Any ideas on how to deal with that? It would be great if i could have the whole taxonomy with "N.A" in the column phylum if the information is not present in the database. I have tried some other tools like taxonomisr, unsuccessfully ...
There is going to be no good solution for Entrezdirect. If that information is not there then it is not going to show up. I would have said get the tax dump file from NCBI but since EntrezDirect is looking at that same database the result will not be different.
Thanks for your advice, you are right. Then the best for me would be to have the full information like for each lvl, the result (for instance "human" fo species or "Non assigned" if not found) but I don't know how to do that.
Or a less ambitious way would be to get the phylum with "grep phylum", and if it does not find anything, add a "0" for instance so it stills add a line in my file (how to do that though..), so I can match my results with my accession file.
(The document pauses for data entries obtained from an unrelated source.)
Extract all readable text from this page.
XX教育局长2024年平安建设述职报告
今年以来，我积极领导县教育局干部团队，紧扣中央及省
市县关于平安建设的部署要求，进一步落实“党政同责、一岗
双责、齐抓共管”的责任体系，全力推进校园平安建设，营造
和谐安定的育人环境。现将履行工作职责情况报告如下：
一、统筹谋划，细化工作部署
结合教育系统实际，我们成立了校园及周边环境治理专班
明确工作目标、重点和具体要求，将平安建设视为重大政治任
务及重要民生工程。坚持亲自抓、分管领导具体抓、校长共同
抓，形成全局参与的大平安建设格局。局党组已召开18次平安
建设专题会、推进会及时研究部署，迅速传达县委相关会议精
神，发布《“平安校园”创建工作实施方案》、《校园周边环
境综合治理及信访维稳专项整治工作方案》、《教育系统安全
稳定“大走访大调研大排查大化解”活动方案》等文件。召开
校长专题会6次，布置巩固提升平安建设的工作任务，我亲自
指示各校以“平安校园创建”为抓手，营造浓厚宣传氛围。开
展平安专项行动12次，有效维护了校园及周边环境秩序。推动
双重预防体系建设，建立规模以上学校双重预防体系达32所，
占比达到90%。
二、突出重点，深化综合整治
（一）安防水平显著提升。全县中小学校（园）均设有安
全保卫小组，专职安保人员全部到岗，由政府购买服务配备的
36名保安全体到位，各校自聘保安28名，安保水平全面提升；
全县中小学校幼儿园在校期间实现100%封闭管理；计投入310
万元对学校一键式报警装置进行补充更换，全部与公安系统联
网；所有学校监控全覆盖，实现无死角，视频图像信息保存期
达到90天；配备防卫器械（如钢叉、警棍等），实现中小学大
By the way is there a way to do this search with dowloading the database to gain some time ? Because 10000 accessions seem too much for edirect and I have to split my files.
The fastest way would be to download the base files from NCBI and parse the information you need from them. This is the approach taken by several tools that need to gather taxonomic information from NCBI accessions, such as BlobTools or KronaTools.
Ok thanks ! I'm open to new tools too. i have checked Blobtools doc (https://blobtools.readme.io/docs/taxify). But I haven't use it before and I don't really get exactly how to use my data with it
You can find
accession2taxid
files in this folder at NCBI's FTP site. You could get that file and then parse locally. I don't recall if that file will give you all the intermediate levels.